こんな事にいちいち悩む事自体が…ダサいと思っていた。
ダサい事だからと、悩むくらいなら切り捨ててきた。
今回ばっかりは切り捨てるわけにはいかねぇんだよなぁ。
授業なんてそっちのけだけど、頭はある意味でフル回転だ。
まぁ、回転させても答えに辿り着くとは限らないけど。
どうにも、行き詰まって運動場で体育をしているクラスを窓越しに眺める。
おっ、研磨…。
あいつ、全然ヤル気ねぇな。
指先くらいのサイズに見える幼馴染が、目立たないように上手くサボっているのが目に付く。
研磨のクラスって事は…和奏は…?
探したけど見当たらない。
俺が和奏を見落とすはずがないのに。
[今日、和奏はー?]
机の下に忍ばせた携帯で、研磨にメッセージを送る。
[なんか、体調不良で休みだって…。

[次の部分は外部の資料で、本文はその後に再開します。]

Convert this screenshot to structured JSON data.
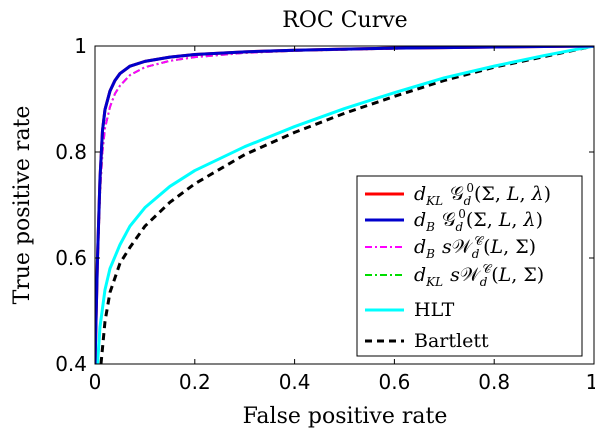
{
  "chart_data": {
    "type": "line",
    "title": "ROC Curve",
    "xlabel": "False positive rate",
    "ylabel": "True positive rate",
    "xlim": [
      0,
      1
    ],
    "ylim": [
      0.4,
      1
    ],
    "xticks": [
      0,
      0.2,
      0.4,
      0.6,
      0.8,
      1
    ],
    "xtick_labels": [
      "0",
      "0.2",
      "0.4",
      "0.6",
      "0.8",
      "1"
    ],
    "yticks": [
      0.4,
      0.6,
      0.8,
      1
    ],
    "ytick_labels": [
      "0.4",
      "0.6",
      "0.8",
      "1"
    ],
    "grid": false,
    "legend_position": "bottom-right",
    "series": [
      {
        "name": "d_{KL} 𝒢_d^0(Σ, L, λ)",
        "color": "#ff0000",
        "dash": "solid",
        "x": [
          0.0,
          0.005,
          0.01,
          0.015,
          0.02,
          0.03,
          0.04,
          0.05,
          0.07,
          0.1,
          0.15,
          0.2,
          0.3,
          0.4,
          0.5,
          0.6,
          0.7,
          0.8,
          0.9,
          1.0
        ],
        "y": [
          0.4,
          0.6,
          0.75,
          0.84,
          0.88,
          0.915,
          0.935,
          0.948,
          0.962,
          0.971,
          0.979,
          0.984,
          0.989,
          0.992,
          0.994,
          0.996,
          0.997,
          0.998,
          0.999,
          1.0
        ]
      },
      {
        "name": "d_B 𝒢_d^0(Σ, L, λ)",
        "color": "#0000cc",
        "dash": "solid",
        "x": [
          0.0,
          0.005,
          0.01,
          0.015,
          0.02,
          0.03,
          0.04,
          0.05,
          0.07,
          0.1,
          0.15,
          0.2,
          0.3,
          0.4,
          0.5,
          0.6,
          0.7,
          0.8,
          0.9,
          1.0
        ],
        "y": [
          0.4,
          0.6,
          0.75,
          0.84,
          0.88,
          0.915,
          0.935,
          0.948,
          0.962,
          0.971,
          0.979,
          0.984,
          0.989,
          0.992,
          0.994,
          0.996,
          0.997,
          0.998,
          0.999,
          1.0
        ]
      },
      {
        "name": "d_B s𝒲_d^𝒞(L, Σ)",
        "color": "#ff00ff",
        "dash": "dashdot",
        "x": [
          0.0,
          0.005,
          0.01,
          0.015,
          0.02,
          0.03,
          0.04,
          0.05,
          0.07,
          0.1,
          0.15,
          0.2,
          0.3,
          0.4,
          0.5,
          0.6,
          0.7,
          0.8,
          0.9,
          1.0
        ],
        "y": [
          0.4,
          0.58,
          0.72,
          0.8,
          0.845,
          0.885,
          0.91,
          0.925,
          0.945,
          0.96,
          0.972,
          0.979,
          0.987,
          0.991,
          0.993,
          0.995,
          0.997,
          0.998,
          0.999,
          1.0
        ]
      },
      {
        "name": "d_{KL} s𝒲_d^𝒞(L, Σ)",
        "color": "#00dd00",
        "dash": "dashdot",
        "x": [
          0.0,
          0.005,
          0.01,
          0.015,
          0.02,
          0.03,
          0.04,
          0.05,
          0.07,
          0.1,
          0.15,
          0.2,
          0.3,
          0.4,
          0.5,
          0.6,
          0.7,
          0.8,
          0.9,
          1.0
        ],
        "y": [
          0.4,
          0.58,
          0.72,
          0.8,
          0.845,
          0.885,
          0.91,
          0.925,
          0.945,
          0.96,
          0.972,
          0.979,
          0.987,
          0.991,
          0.993,
          0.995,
          0.997,
          0.998,
          0.999,
          1.0
        ]
      },
      {
        "name": "HLT",
        "color": "#00ffff",
        "dash": "solid",
        "x": [
          0.005,
          0.01,
          0.02,
          0.03,
          0.05,
          0.07,
          0.1,
          0.15,
          0.2,
          0.3,
          0.4,
          0.5,
          0.6,
          0.7,
          0.8,
          0.9,
          1.0
        ],
        "y": [
          0.4,
          0.47,
          0.54,
          0.58,
          0.625,
          0.66,
          0.695,
          0.735,
          0.765,
          0.81,
          0.848,
          0.882,
          0.912,
          0.94,
          0.962,
          0.982,
          1.0
        ]
      },
      {
        "name": "Bartlett",
        "color": "#000000",
        "dash": "dashed",
        "x": [
          0.012,
          0.02,
          0.03,
          0.05,
          0.07,
          0.1,
          0.15,
          0.2,
          0.3,
          0.4,
          0.5,
          0.6,
          0.7,
          0.8,
          0.9,
          1.0
        ],
        "y": [
          0.4,
          0.48,
          0.535,
          0.59,
          0.62,
          0.66,
          0.705,
          0.74,
          0.795,
          0.837,
          0.873,
          0.905,
          0.935,
          0.96,
          0.98,
          1.0
        ]
      }
    ]
  }
}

クロのせいじゃない??]
体育の授業中なのに、この返信の速さ…どうなってんだよ?
研磨はどうやら体育の授業中も携帯を手放さないらしいが、それより最後の一文が引っかかった。
俺の…せい。
昨日の泣いていた和奏を思い出して、研磨の言っている事が正しいと俺に告げている。
そんなに傷付けちまったのかよ。。。
[俺、放課後あいつの家行ってくるわ。]
今日は部活がオフなのが、不幸中の幸いだ。